When the St. Louis Board of Aldermen returns for its final day of the 2019-20 legislative session on Monday, the meeting will look vastly different.
Aldermen last met on March 13, the same day Mayor Lyda Krewson declared the coronavirus pandemic a public health emergency. Ten days later, she instituted a stay-at-home order that prohibits non-essential activities. To comply with that order, there will be no one in the aldermanic chamber on Monday except for minimal support staff.
The board will instead meet virtually, using the video conferencing tool Zoom. The public will be able to watch the meeting on Zoom, or via livestream on the city’s YouTube channel. People can also dial into the meeting and listen to the live audio on the phone.
“It’s a lot more complex than just doing a video conference,” Board President Lewis Reed said. “We have a lot of compliance issues that we have to work through. We have security issues that we have to work through so that people aren’t photo-bombing and all this other kind of stuff.”
The board and staff have done several practice sessions to make sure the meetings run as smoothly as possible procedurally, Reed said, adding that he thinks the switch to meeting online will change the way the board operates when members are able to return to City Hall.
“I think people will understand more about some of the nuances,” he said. “The board members themselves may be more aware of some of the things that during an average meeting they may not deal with.”
The city charter allows board meetings to be held away from City Hall in case of an emergency. In 2015, the swearing-in ceremony for newly elected aldermen had to be held outdoors because of a bomb scare. And Terry Kennedy, a former longtime alderman who is now the clerk of the board, recalled three times in the 1980s and '90s when aldermen did not meet in the chamber because of construction.
A legal opinion from the city counselor said the pandemic is an emergency, and the proposal to use Zoom appeared to comply with the state’s open meetings law.
On the agenda
The final meeting of the session — or sine die, as it’s known — is almost always a packed day, as aldermen push to get bills across the finish line. This year, however, most major legislation, like financing for a proposed soccer stadium near Union Station, was completed earlier in the session.
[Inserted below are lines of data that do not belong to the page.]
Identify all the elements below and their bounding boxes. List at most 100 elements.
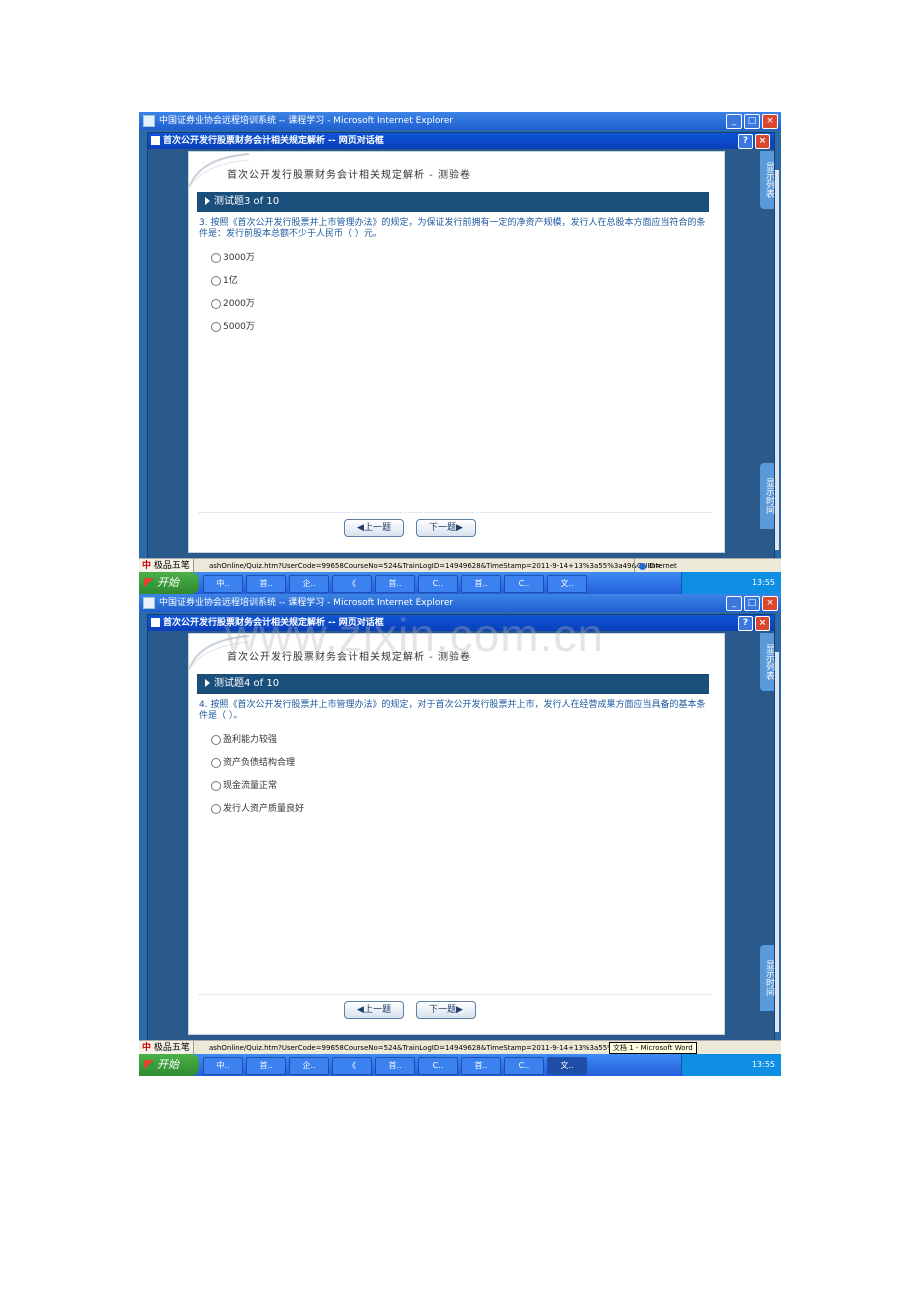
option-b[interactable]: 1亿 (211, 275, 238, 287)
dialog-title: 首次公开发行股票财务会计相关规定解析 -- 网页对话框 (163, 136, 384, 146)
divider (199, 994, 711, 995)
task-item[interactable]: 《 (332, 1057, 372, 1075)
radio-icon[interactable] (211, 321, 221, 332)
show-list-tab[interactable]: 显示列表 (760, 151, 774, 209)
task-item[interactable]: 首.. (246, 575, 286, 593)
radio-icon[interactable] (211, 275, 221, 286)
radio-icon[interactable] (211, 734, 221, 745)
task-item[interactable]: C.. (504, 1057, 544, 1075)
prev-question-button[interactable]: ◀上一题 (344, 519, 404, 537)
task-list: 中.. 首.. 企.. 《 首.. C.. 首.. C.. 文.. (203, 575, 587, 593)
ime-indicator[interactable]: 中 极品五笔 (139, 1041, 194, 1055)
clock[interactable]: 13:55 (752, 1060, 775, 1069)
next-question-button[interactable]: 下一题▶ (416, 519, 476, 537)
task-item[interactable]: 《 (332, 575, 372, 593)
option-label: 发行人资产质量良好 (223, 804, 305, 814)
task-item[interactable]: 文.. (547, 1057, 587, 1075)
option-d[interactable]: 5000万 (211, 321, 255, 333)
task-item[interactable]: 文.. (547, 575, 587, 593)
option-label: 资产负债结构合理 (223, 758, 296, 768)
ie-icon (143, 114, 155, 127)
radio-icon[interactable] (211, 780, 221, 791)
system-tray: 13:55 (681, 1054, 781, 1076)
clock[interactable]: 13:55 (752, 578, 775, 587)
taskbar: 开始 中.. 首.. 企.. 《 首.. C.. 首.. C.. 文.. 13:… (139, 1054, 781, 1076)
question-header-bar: 测试题3 of 10 (197, 192, 709, 212)
start-button[interactable]: 开始 (139, 572, 199, 594)
radio-icon[interactable] (211, 252, 221, 263)
radio-icon[interactable] (211, 803, 221, 814)
arrow-right-icon (205, 679, 210, 687)
dialog-icon (151, 136, 160, 145)
quiz-title: 首次公开发行股票财务会计相关规定解析 - 测验卷 (227, 652, 471, 663)
minimize-button[interactable]: _ (726, 114, 742, 129)
ime-label: 极品五笔 (153, 1043, 190, 1053)
radio-icon[interactable] (211, 757, 221, 768)
question-text: 4. 按照《首次公开发行股票并上市管理办法》的规定，对于首次公开发行股票并上市，… (199, 700, 706, 721)
task-item[interactable]: 企.. (289, 575, 329, 593)
option-label: 3000万 (223, 253, 255, 263)
option-label: 1亿 (223, 276, 238, 286)
status-bar: 中 极品五笔 ashOnline/Quiz.htm?UserCode=99658… (139, 558, 781, 573)
question-header: 测试题3 of 10 (214, 196, 280, 207)
ie-icon (143, 596, 155, 609)
dialog-close-button[interactable]: × (755, 134, 770, 149)
taskbar-tooltip: 文档 1 - Microsoft Word (609, 1042, 697, 1054)
zone-label: Internet (649, 562, 677, 570)
option-a[interactable]: 盈利能力较强 (211, 734, 277, 746)
status-url: ashOnline/Quiz.htm?UserCode=99658CourseN… (209, 562, 661, 570)
help-button[interactable]: ? (738, 616, 753, 631)
window-controls: _ □ × (726, 114, 778, 129)
globe-icon (639, 562, 646, 570)
browser-title: 中国证券业协会远程培训系统 -- 课程学习 - Microsoft Intern… (159, 598, 454, 608)
screenshot-1: 中国证券业协会远程培训系统 -- 课程学习 - Microsoft Intern… (139, 112, 781, 594)
option-c[interactable]: 2000万 (211, 298, 255, 310)
task-item[interactable]: 首.. (461, 1057, 501, 1075)
show-time-tab[interactable]: 显示时间 (760, 945, 774, 1011)
task-item[interactable]: C.. (504, 575, 544, 593)
task-item[interactable]: 中.. (203, 575, 243, 593)
show-time-tab[interactable]: 显示时间 (760, 463, 774, 529)
task-item[interactable]: 中.. (203, 1057, 243, 1075)
quiz-dialog: 首次公开发行股票财务会计相关规定解析 -- 网页对话框 ? × 首次公开发行股票… (147, 132, 775, 564)
task-item[interactable]: C.. (418, 575, 458, 593)
close-button[interactable]: × (762, 114, 778, 129)
quiz-panel: 首次公开发行股票财务会计相关规定解析 - 测验卷 测试题4 of 10 4. 按… (188, 633, 725, 1035)
task-item[interactable]: 企.. (289, 1057, 329, 1075)
next-question-button[interactable]: 下一题▶ (416, 1001, 476, 1019)
question-header-bar: 测试题4 of 10 (197, 674, 709, 694)
dialog-title: 首次公开发行股票财务会计相关规定解析 -- 网页对话框 (163, 618, 384, 628)
option-c[interactable]: 现金流量正常 (211, 780, 277, 792)
task-item[interactable]: C.. (418, 1057, 458, 1075)
divider (199, 512, 711, 513)
minimize-button[interactable]: _ (726, 596, 742, 611)
show-list-tab[interactable]: 显示列表 (760, 633, 774, 691)
task-item[interactable]: 首.. (461, 575, 501, 593)
option-label: 盈利能力较强 (223, 735, 278, 745)
browser-title: 中国证券业协会远程培训系统 -- 课程学习 - Microsoft Intern… (159, 116, 454, 126)
start-button[interactable]: 开始 (139, 1054, 199, 1076)
security-zone: Internet (634, 559, 677, 573)
dialog-close-button[interactable]: × (755, 616, 770, 631)
option-b[interactable]: 资产负债结构合理 (211, 757, 295, 769)
task-item[interactable]: 首.. (246, 1057, 286, 1075)
task-list: 中.. 首.. 企.. 《 首.. C.. 首.. C.. 文.. (203, 1057, 587, 1075)
help-button[interactable]: ? (738, 134, 753, 149)
browser-titlebar: 中国证券业协会远程培训系统 -- 课程学习 - Microsoft Intern… (139, 112, 781, 130)
maximize-button[interactable]: □ (744, 114, 760, 129)
option-d[interactable]: 发行人资产质量良好 (211, 803, 304, 815)
status-url: ashOnline/Quiz.htm?UserCode=99658CourseN… (209, 1044, 661, 1052)
radio-icon[interactable] (211, 298, 221, 309)
start-label: 开始 (157, 1058, 179, 1071)
option-label: 现金流量正常 (223, 781, 278, 791)
task-item[interactable]: 首.. (375, 1057, 415, 1075)
task-item[interactable]: 首.. (375, 575, 415, 593)
option-a[interactable]: 3000万 (211, 252, 255, 264)
system-tray: 13:55 (681, 572, 781, 594)
option-label: 5000万 (223, 322, 255, 332)
close-button[interactable]: × (762, 596, 778, 611)
quiz-title: 首次公开发行股票财务会计相关规定解析 - 测验卷 (227, 170, 471, 181)
maximize-button[interactable]: □ (744, 596, 760, 611)
prev-question-button[interactable]: ◀上一题 (344, 1001, 404, 1019)
ime-indicator[interactable]: 中 极品五笔 (139, 559, 194, 573)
There are a few wild cards on Monday’s agenda, including legislation from Alderman John Collins-Muhammad, D-21st Ward, that would drastically restructure the St. Louis police department.
Mayor Lyda Krewson opposes the bill, as well as another piece of legislation from Collins-Muhammad that would ask voters to undo a 2012 referendum reducing the Board of Aldermen from 28 to 14. That means realistically, Collins-Muhammad would have to secure the support of 20 aldermento override a mayoral veto, a threshold he has not been able to reach at past meetings.
Alderwoman Christine Igrassia, D-6th Ward, will wait until next session to work on legislation granting some city workers paid parental leave. Concerns about the impact of the pandemic on the budget, however, may make aldermen wary of introducing new expenses.
And Alderman Joe Roddy, D-17th Ward, said he will not attempt to override Krewson’s veto of legislation confirming that some projects in the city receiving tax incentives are meeting deadlines in the required redevelopment plans. The mayor vetoed the bill on Feb. 7 because Paul McKee’s Northside Regeneration Project was listed as being on schedule, when in fact the development has had significant delays.
On tap to pass Monday are bills setting new energy standards for buildings and allowing individuals who have reserved city park amenities to block people from carrying concealed weapons in the reserved area.
The board will begin the 2020-21 session — again meeting virtually — at 10 a.m. Tuesday.